I was looking at the new event triggers on 9.3 and was doing some testing. I have compiled PostgreSQL 9.3 Beta2
It looks from the examples that the only info right now available on plpgsql when the triggers fire is tg_event and tg_tag.

When developing on C you get access to more things. But would it be possible to do a plpgsql trigger where I have access to the table name and OID when I do an ALTER table to rename a column? Right now it feels i can only know that a table has been altered, but not which one

I recall that the event triggers functionality was quite large, and hence was split across a series of patches.  Only some of those patches were able to be committed in time for 9.3, hence the lack of information accessible from plpgsql functions.  [The crux of the issue preventing the remaining patches from landing was, I believe, disagreement over how to expose the additional information in a consistent manner.]

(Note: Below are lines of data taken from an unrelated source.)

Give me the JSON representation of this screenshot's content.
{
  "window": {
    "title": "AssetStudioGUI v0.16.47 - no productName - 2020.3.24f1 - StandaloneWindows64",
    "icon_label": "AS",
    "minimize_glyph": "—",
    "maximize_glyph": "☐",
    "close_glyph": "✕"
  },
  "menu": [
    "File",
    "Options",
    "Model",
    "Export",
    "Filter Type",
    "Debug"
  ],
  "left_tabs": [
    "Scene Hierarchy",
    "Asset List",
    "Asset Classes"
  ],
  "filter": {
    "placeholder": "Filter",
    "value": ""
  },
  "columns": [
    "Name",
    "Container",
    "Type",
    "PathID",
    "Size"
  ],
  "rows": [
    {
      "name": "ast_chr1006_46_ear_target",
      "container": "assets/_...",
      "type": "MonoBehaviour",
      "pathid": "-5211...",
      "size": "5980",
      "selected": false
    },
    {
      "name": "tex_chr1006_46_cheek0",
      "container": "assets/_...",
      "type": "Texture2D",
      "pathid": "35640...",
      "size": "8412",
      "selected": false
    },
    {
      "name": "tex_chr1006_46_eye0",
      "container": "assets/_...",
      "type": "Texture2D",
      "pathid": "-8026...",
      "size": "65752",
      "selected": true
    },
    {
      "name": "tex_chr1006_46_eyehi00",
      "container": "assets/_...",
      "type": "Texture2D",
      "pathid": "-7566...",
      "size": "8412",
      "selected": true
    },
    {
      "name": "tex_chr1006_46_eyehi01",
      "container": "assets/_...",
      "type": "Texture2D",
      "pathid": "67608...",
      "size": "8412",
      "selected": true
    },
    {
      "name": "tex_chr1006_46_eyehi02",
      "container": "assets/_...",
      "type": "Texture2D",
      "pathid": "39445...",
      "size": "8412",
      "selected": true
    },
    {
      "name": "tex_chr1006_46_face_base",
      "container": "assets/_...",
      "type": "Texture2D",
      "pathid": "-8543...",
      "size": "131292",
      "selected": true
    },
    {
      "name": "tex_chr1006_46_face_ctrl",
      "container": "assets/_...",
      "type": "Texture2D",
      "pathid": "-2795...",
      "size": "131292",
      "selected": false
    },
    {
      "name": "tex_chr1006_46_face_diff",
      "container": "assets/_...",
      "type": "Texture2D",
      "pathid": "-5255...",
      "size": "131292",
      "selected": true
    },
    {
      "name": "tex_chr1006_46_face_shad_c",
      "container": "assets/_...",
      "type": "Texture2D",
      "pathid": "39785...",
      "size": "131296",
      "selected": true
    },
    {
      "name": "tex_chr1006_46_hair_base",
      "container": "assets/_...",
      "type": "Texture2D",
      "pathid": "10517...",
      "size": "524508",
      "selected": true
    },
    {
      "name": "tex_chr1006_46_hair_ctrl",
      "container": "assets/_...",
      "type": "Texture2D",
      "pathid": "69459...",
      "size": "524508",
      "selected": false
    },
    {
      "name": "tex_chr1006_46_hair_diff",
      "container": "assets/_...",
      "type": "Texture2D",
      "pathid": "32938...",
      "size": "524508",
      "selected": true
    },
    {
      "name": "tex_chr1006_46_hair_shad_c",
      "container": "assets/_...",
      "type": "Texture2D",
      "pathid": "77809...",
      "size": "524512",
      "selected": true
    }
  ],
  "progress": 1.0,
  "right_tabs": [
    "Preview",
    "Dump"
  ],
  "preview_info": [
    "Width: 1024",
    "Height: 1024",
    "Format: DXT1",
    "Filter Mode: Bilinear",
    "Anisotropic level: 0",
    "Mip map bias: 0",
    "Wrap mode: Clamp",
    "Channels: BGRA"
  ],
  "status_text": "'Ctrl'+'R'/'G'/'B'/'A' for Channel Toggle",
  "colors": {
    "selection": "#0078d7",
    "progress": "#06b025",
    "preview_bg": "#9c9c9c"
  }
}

Here is a crazy idea that might work:  create an event trigger which is fired on any CREATE or ALTER TABLE command (for any table), and in the trigger function compare the current state of the catalog (pg_class and pg_attribute) with a "snapshot" of the previous catalog state.  If anything has changed, perform the appropriate actions and update the "snapshot" with the new state.

The downside is that this might be quite slow.  But how often do you plan to be creating and altering tables?  The full scans of the catalog tables will only happen when CREATE TABLE or ALTER TABLE commands are executed, which might be acceptable.  And when additional event trigger information is presumably added in 9.4, you can simply treat it as a performance optimization.

[I'm toying with the idea of an extension which (ab)uses event triggers in precisely this manner.  The goal is to provide built-in version control that doesn't need any external tools to be run after changes have been made to the schema.]